Hard-X-ray photoelectron spectroscopy of atoms and molecules

Abstract

We review here the current status of atomic and molecular HAXPES, both experimentally and theoretically. After the era of the ESCA technique, atomic and molecular HAXPES experienced several decades when the emphasis in gas-phase research was in the soft-X-ray range, mainly due to the lack of suitable experimental conditions. In the last few years, at some of the newer synchrotron radiation sources, hard-X-ray beamlines have been developed which provide state-of-the-art instrumentation for the atomic and molecular community. A substantial impulse to the field has also been recently given by the new X-ray free-electron lasers (FELs). Therefore, the high-brightness and high-resolution sources needed for a thriving gas-phase HAXPES community are now available. We concentrate here on experimental results based on the use of SR and, more recently, FELs as ionizing sources.

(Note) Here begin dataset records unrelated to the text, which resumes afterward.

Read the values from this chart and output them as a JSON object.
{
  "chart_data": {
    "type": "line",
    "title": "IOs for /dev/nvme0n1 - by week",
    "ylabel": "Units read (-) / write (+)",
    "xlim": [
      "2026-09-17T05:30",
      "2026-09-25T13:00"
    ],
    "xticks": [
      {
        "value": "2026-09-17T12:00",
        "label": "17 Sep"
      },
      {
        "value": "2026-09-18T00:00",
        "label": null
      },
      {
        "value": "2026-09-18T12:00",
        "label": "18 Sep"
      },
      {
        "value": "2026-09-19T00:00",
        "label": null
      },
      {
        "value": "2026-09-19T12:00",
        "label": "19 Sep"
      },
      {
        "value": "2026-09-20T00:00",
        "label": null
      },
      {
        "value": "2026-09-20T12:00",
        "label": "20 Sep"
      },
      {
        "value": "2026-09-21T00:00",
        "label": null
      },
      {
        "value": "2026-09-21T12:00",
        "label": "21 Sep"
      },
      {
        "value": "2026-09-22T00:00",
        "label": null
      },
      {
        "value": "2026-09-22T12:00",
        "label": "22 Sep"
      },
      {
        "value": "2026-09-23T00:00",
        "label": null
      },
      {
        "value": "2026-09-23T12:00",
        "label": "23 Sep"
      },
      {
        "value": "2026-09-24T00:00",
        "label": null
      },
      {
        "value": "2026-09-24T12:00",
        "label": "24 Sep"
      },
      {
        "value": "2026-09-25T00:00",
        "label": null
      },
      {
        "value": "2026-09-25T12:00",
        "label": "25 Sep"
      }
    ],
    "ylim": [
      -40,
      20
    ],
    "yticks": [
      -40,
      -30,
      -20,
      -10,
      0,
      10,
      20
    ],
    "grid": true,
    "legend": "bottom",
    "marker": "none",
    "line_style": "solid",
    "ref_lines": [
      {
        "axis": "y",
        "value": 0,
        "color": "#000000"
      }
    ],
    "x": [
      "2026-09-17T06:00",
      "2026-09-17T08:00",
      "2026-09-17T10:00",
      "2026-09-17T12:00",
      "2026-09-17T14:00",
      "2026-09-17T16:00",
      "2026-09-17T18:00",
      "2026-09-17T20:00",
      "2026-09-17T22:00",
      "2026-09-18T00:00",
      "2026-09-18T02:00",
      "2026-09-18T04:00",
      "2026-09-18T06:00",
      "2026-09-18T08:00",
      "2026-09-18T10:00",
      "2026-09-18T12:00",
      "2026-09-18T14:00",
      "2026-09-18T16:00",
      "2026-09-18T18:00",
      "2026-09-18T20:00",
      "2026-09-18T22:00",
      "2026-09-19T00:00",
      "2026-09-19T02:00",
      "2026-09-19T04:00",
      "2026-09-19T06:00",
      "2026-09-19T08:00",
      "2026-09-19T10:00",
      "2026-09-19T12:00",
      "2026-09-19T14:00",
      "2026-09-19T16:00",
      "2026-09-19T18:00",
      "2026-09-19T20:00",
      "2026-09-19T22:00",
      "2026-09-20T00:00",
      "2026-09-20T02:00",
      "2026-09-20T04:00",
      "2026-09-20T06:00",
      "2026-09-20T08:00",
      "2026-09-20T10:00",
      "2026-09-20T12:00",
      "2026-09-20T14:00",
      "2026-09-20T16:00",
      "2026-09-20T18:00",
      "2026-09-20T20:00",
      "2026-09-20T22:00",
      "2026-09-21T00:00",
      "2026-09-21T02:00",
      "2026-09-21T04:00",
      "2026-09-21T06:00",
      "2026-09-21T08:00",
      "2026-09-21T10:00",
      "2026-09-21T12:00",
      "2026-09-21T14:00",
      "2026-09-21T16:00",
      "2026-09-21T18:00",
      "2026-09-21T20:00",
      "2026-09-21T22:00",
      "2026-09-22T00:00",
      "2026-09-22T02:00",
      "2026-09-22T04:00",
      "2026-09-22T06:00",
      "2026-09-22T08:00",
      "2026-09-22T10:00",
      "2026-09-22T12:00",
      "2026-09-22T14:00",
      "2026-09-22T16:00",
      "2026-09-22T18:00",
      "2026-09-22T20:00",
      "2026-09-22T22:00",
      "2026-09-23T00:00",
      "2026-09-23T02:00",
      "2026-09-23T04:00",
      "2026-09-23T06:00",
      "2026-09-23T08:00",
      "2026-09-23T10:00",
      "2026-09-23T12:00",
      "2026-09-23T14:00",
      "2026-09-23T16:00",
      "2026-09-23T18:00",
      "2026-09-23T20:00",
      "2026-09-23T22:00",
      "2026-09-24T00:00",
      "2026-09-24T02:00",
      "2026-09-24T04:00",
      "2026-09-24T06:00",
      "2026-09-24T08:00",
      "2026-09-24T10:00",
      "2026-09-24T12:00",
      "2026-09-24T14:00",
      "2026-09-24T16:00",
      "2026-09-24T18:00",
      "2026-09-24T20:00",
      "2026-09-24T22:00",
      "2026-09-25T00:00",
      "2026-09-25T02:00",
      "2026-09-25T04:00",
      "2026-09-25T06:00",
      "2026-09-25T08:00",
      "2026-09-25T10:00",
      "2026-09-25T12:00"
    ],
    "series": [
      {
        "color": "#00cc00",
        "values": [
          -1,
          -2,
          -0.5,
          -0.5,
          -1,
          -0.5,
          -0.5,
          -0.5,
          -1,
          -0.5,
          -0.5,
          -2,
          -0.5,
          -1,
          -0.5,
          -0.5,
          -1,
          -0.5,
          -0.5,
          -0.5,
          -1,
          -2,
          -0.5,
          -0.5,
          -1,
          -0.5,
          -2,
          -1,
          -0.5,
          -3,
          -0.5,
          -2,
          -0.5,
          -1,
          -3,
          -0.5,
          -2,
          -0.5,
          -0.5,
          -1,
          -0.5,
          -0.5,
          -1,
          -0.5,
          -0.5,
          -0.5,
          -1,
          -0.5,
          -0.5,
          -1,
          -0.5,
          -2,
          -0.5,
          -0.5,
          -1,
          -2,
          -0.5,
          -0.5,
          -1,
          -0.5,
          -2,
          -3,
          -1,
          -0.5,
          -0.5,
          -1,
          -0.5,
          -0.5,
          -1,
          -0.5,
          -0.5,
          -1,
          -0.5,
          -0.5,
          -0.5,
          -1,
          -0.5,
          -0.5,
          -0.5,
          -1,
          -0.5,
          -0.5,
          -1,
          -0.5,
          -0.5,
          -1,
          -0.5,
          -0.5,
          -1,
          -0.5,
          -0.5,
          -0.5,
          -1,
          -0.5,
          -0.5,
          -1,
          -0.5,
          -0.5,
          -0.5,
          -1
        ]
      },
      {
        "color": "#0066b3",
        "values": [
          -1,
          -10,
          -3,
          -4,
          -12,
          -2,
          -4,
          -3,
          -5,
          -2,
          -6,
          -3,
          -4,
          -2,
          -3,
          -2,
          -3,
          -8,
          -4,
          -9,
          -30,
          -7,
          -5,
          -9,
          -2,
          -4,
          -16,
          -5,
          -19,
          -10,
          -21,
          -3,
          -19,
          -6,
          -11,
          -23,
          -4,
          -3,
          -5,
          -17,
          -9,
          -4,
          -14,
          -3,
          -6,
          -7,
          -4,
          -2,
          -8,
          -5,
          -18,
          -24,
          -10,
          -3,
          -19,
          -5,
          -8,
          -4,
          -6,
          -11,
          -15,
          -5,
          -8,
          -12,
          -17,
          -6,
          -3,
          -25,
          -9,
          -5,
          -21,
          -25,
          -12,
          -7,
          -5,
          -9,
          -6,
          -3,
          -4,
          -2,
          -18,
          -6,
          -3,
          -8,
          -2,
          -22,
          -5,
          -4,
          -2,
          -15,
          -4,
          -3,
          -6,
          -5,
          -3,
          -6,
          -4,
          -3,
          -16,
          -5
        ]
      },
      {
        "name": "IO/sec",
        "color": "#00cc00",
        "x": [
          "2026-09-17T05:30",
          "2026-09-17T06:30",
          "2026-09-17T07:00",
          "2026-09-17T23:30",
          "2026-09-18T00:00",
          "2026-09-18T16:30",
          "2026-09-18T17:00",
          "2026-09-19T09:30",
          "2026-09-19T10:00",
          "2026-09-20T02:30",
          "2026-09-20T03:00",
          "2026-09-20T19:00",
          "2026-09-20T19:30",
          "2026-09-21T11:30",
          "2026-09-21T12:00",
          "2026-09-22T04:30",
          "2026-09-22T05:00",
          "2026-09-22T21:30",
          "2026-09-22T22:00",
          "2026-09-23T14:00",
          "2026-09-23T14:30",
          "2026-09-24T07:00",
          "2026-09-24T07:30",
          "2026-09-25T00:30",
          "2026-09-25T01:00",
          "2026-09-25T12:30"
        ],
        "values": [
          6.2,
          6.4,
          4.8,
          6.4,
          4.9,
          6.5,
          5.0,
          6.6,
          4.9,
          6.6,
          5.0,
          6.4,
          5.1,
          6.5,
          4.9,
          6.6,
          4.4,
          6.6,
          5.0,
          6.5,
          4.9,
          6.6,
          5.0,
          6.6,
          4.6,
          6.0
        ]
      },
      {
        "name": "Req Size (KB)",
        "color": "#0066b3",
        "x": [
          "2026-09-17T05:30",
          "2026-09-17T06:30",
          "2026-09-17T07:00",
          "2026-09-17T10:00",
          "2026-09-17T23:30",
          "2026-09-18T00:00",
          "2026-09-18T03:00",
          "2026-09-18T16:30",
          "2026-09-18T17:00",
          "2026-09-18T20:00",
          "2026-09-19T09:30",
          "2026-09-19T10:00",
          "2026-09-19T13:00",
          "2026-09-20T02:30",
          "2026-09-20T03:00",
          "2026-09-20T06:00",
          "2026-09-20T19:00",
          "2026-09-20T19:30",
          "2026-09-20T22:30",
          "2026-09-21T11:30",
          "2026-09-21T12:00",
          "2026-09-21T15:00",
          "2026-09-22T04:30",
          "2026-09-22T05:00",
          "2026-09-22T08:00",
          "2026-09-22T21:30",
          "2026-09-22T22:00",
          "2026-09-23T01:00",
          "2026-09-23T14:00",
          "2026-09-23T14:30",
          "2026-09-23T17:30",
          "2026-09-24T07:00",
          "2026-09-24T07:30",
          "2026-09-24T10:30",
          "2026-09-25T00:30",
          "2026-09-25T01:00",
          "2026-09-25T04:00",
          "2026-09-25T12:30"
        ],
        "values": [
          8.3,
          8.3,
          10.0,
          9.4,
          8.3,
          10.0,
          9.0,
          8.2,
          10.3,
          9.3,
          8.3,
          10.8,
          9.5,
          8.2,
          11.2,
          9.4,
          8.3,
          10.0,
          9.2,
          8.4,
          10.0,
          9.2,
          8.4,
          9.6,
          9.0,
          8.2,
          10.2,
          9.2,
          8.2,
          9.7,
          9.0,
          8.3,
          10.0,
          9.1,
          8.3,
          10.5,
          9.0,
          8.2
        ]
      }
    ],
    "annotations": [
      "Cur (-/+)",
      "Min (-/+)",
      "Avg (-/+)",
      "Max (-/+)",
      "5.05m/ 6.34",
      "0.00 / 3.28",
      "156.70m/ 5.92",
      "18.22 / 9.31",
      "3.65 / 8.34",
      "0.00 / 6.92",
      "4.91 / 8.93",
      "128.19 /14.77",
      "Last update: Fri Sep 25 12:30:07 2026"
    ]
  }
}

Available parallel theoretical developments are also included. We define the hard-X-ray photon-energy range as 1 keV or higher. We provide a summary of early theoretical work in atomic and molecular HAXPES, and then an overview on HAXPES performed at first- and second-generation SR sources and at current-generation facilities. Scientific topics of particular interest in the hard-X-ray range include nondipole effects, recoil due to the photoelectron’s momentum, new interference phenomena, ultrafast nuclear motion on the femto- and sub-femtosecond scale, and double-core-hole studies. We conclude with a look at future directions in these areas and a few others of potential interest for HAXPES.